5) Sperren mit der Dauer der Verletzungen koppeln
Diese Forderung wird immer mal wieder laut, wenn sich ein Spieler nach einem Foul seines Gegners verletzt und lange ausfällt. Doch wo werden die Grenzen gezogen? Welches Foul ist einwandfrei Absicht (und nur das könnte als Kriterium durchgehen) und wann kann von einem "normalen" Foul gesprochen werden?
Zweckmäßigkeit: Beschäftigt wären wohl insbesondere die Sportgerichte, die aber in Bereiche der normalen Gerichtsbarkeit eingreifen.
Schutzfaktor: Fouls und Verletzungen gehören zum Sport dazu. Kollektivsperren werden die Opfer nicht schützen.

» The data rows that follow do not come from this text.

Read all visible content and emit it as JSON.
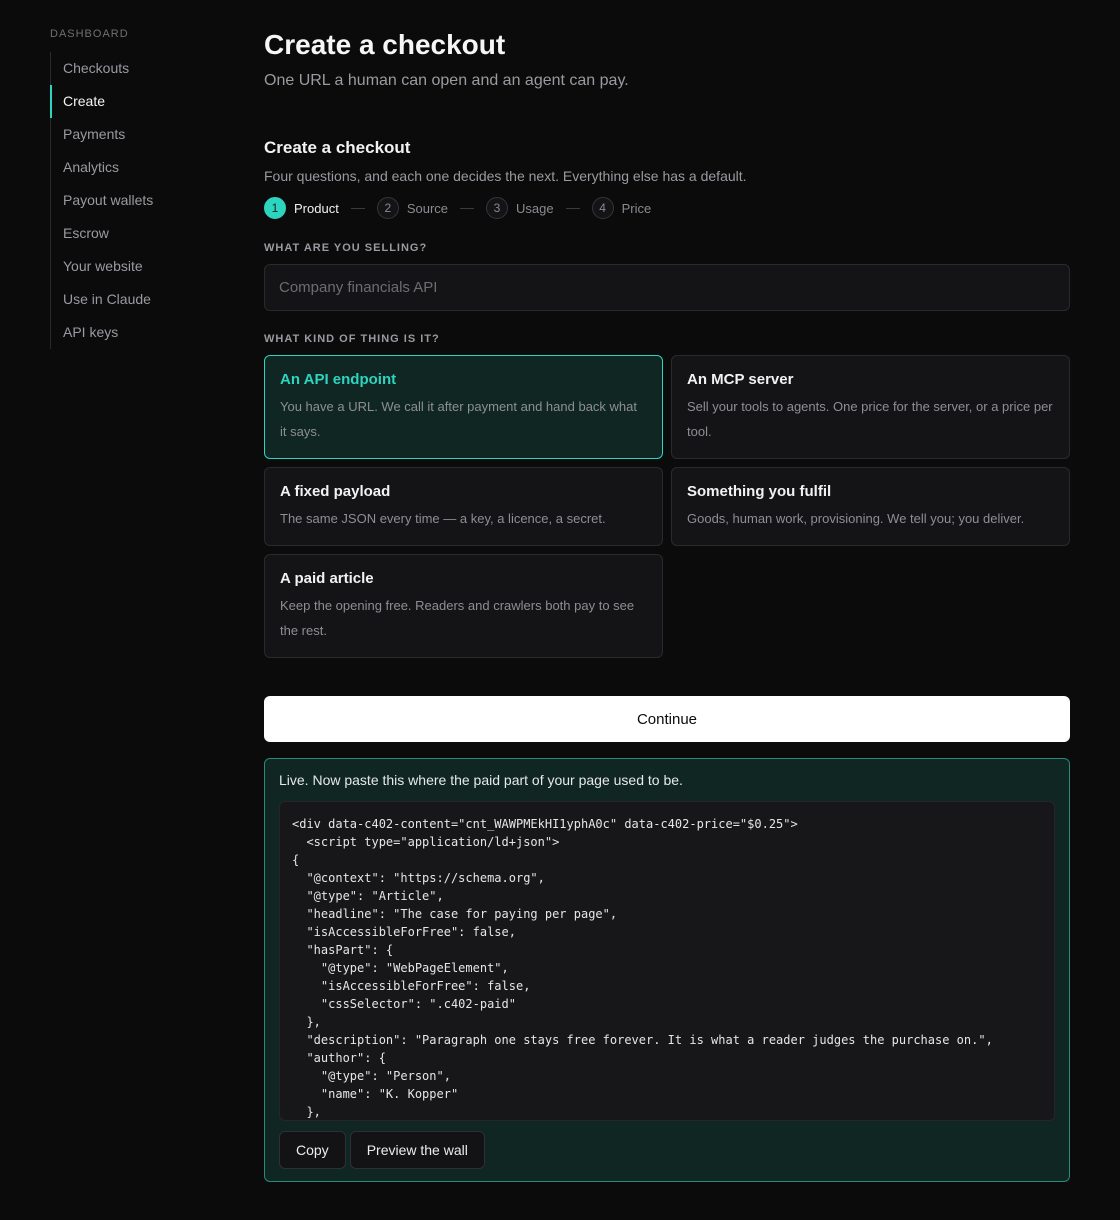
{
  "sidebar": {
    "heading": "DASHBOARD",
    "items": [
      {
        "label": "Checkouts"
      },
      {
        "label": "Create"
      },
      {
        "label": "Payments"
      },
      {
        "label": "Analytics"
      },
      {
        "label": "Payout wallets"
      },
      {
        "label": "Escrow"
      },
      {
        "label": "Your website"
      },
      {
        "label": "Use in Claude"
      },
      {
        "label": "API keys"
      }
    ],
    "active": "Create"
  },
  "header": {
    "title": "Create a checkout",
    "subtitle": "One URL a human can open and an agent can pay."
  },
  "section": {
    "title": "Create a checkout",
    "description": "Four questions, and each one decides the next. Everything else has a default."
  },
  "stepper": {
    "steps": [
      {
        "num": "1",
        "label": "Product"
      },
      {
        "num": "2",
        "label": "Source"
      },
      {
        "num": "3",
        "label": "Usage"
      },
      {
        "num": "4",
        "label": "Price"
      }
    ],
    "active_step": 1
  },
  "selling": {
    "label": "WHAT ARE YOU SELLING?",
    "value": "",
    "placeholder": "Company financials API"
  },
  "kind": {
    "label": "WHAT KIND OF THING IS IT?",
    "options": [
      {
        "title": "An API endpoint",
        "description": "You have a URL. We call it after payment and hand back what it says."
      },
      {
        "title": "An MCP server",
        "description": "Sell your tools to agents. One price for the server, or a price per tool."
      },
      {
        "title": "A fixed payload",
        "description": "The same JSON every time — a key, a licence, a secret."
      },
      {
        "title": "Something you fulfil",
        "description": "Goods, human work, provisioning. We tell you; you deliver."
      },
      {
        "title": "A paid article",
        "description": "Keep the opening free. Readers and crawlers both pay to see the rest."
      }
    ],
    "selected": "An API endpoint"
  },
  "continue_label": "Continue",
  "live": {
    "message": "Live. Now paste this where the paid part of your page used to be.",
    "code": "<div data-c402-content=\"cnt_WAWPMEkHI1yphA0c\" data-c402-price=\"$0.25\">\n  <script type=\"application/ld+json\">\n{\n  \"@context\": \"https://schema.org\",\n  \"@type\": \"Article\",\n  \"headline\": \"The case for paying per page\",\n  \"isAccessibleForFree\": false,\n  \"hasPart\": {\n    \"@type\": \"WebPageElement\",\n    \"isAccessibleForFree\": false,\n    \"cssSelector\": \".c402-paid\"\n  },\n  \"description\": \"Paragraph one stays free forever. It is what a reader judges the purchase on.\",\n  \"author\": {\n    \"@type\": \"Person\",\n    \"name\": \"K. Kopper\"\n  },",
    "copy_label": "Copy",
    "preview_label": "Preview the wall"
  },
  "colors": {
    "accent": "#2dd4bf",
    "background": "#0b0b0c",
    "selected_card_bg": "#0f2623"
  }
}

Fazit: Diese Maßnahme ist nur eine Alternative, wenn wirklich Absicht zu erkennen ist. Und selbst dann müssen solche Maßnahmen mit Vorsicht genossen werden. Was passiert bei einer drohenden Invalidität des verletzten Spielers? Darf der Täter dann nie wieder spielen? Das käme einem Berufsverbot gleich und wäre aus rechtlicher Sicht zweifelhaft.